Scraper of the Dutch real estate website Funda.nl, written in Python Scrapy.
There are two spiders:
funda_spider
scrapes all properties for sale in a certain city, such as http://www.funda.nl/koop/amsterdam/,funda_spider_sold
scrapes data on properties which have recently been sold, such as those listed on http://www.funda.nl/koop/verkocht/amsterdam/.
After installing Scrapy, in the project directory simply run the command
scrapy crawl funda_spider -a place=amsterdam -o amsterdam_for_sale.json
to generate a JSON file amsterdam_for_sale.json
with all houses for sale listed on http://www.funda.nl/koop/amsterdam/ and its subpages. The keyword argument place
can be used to scrape data from other cities; for example place=rotterdam
will scrape data from http://www.funda.nl/koop/rotterdam/.
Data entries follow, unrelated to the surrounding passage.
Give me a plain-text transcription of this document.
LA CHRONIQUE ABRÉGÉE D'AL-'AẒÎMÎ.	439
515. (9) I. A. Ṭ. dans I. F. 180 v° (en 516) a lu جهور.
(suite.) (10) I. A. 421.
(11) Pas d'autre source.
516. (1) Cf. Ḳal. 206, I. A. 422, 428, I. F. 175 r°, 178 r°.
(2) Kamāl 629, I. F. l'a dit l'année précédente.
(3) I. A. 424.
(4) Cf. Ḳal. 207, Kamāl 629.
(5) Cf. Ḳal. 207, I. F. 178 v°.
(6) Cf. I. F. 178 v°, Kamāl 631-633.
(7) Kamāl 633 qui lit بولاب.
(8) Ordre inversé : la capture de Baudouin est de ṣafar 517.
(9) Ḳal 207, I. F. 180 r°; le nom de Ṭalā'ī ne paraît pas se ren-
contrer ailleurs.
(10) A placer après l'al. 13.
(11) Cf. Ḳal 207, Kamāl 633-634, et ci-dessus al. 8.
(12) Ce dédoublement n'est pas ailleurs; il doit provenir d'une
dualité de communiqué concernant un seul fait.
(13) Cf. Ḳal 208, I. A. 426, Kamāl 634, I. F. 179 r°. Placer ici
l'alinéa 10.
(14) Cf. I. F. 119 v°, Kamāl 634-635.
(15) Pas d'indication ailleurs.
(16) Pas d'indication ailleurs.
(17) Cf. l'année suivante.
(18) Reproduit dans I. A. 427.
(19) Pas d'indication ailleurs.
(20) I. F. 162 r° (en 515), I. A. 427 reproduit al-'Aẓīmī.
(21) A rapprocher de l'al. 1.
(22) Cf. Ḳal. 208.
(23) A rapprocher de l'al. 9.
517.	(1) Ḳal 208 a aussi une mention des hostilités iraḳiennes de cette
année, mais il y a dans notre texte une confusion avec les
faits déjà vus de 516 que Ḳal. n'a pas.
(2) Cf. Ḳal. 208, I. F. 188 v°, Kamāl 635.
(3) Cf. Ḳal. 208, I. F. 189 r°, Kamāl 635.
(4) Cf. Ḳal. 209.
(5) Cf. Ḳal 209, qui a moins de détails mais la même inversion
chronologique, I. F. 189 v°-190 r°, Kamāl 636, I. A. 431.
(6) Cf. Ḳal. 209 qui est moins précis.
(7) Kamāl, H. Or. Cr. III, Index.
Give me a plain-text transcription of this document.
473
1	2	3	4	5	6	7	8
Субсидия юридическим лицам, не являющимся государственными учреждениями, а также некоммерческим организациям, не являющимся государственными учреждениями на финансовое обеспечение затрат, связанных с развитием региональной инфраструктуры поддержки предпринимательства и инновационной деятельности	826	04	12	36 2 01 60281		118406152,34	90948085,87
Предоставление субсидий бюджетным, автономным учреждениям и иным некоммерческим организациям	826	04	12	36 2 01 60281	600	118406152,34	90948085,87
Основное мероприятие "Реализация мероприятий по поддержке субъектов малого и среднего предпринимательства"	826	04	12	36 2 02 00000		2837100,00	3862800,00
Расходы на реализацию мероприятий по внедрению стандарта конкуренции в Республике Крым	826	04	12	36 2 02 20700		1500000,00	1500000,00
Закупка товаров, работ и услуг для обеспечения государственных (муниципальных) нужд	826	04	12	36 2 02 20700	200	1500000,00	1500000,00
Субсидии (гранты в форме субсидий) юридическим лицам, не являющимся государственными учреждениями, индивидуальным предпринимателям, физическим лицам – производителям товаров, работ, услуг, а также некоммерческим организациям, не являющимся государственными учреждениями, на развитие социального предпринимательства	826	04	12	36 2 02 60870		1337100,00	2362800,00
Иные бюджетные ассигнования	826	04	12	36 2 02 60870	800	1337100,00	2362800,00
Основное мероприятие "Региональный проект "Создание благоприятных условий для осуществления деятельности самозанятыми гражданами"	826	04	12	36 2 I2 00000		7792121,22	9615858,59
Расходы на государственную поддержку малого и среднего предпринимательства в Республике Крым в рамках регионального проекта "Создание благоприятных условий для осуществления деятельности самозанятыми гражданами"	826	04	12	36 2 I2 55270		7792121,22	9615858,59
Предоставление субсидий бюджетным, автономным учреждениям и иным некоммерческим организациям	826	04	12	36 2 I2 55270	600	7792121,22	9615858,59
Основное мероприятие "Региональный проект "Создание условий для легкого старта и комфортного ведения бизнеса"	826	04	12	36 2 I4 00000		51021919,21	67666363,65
For recently sold homes, run
scrapy crawl funda_spider_sold -a place=amsterdam -o amsterdam_sold.json
to generate an amsterdam_sold.json
with data from http://www.funda.nl/koop/verkocht/amsterdam/. Alternatively, CSV output can be generated by typing amsterdam_sold.csv
extension instead of amsterdam_sold.json
.
The scraped data contains the following fields: address
, postal_code
, year_built
, area
, rooms
, bedrooms
, and price
, the asking price. For sold homes, the JSON will include posting_date
and sale_date
. These properties can be further analyzed using Python Pandas, for example. A couple of applications are shown below.
By applying geolocation to the addresses, attributes such as price per unit area can be mapped (Figure 1). Such attributes can be used for 'bargain hunting' by identifying outliers.
Figure 1. Price per unit area (EUR/m2) of houses for sale in Amsterdam on 18 July 2016, plotted using OpenHeatMap. (Due to a quotum on the number of geolocation requests per individual address, geolocation was performed by grouping properties by the first 4 digits of their postal codes and using a downloaded database of their coordinates; this is why the 'blobs' are unevenly distributed).
An interesting observation from Figure 1 is the clear price difference between Amsterdam Centrum and Amsterdam Noord across the Ij river. (This will probably be reduced once the North-South metro line is completed).
The data can also be visualized in time, and used as a gauge of market sentiment. Figure 2 illustrates the development of (most recent) asking prices and the time it takes for properties to sell.
Figure 2. Asking prices before sale (above) and days the property was offered on Funda (below) for over 11,000 properties in the period 1 April 2015 - 18 July 2016. The blue dots represent individual properties, the red curves weekly averages, and the green curves (weighted) exponential fits of the weekly averages.
As seen from Figure 2, over the period observed, house prices have increased by 15% per year on average. Despite that, the average time it takes for a property to sell has more than halved. (It remains to investigate whether these results are biased by how long Funda keeps pages of sold properties online). In short, the data seems to confirm that the Amsterdam housing market is heating up!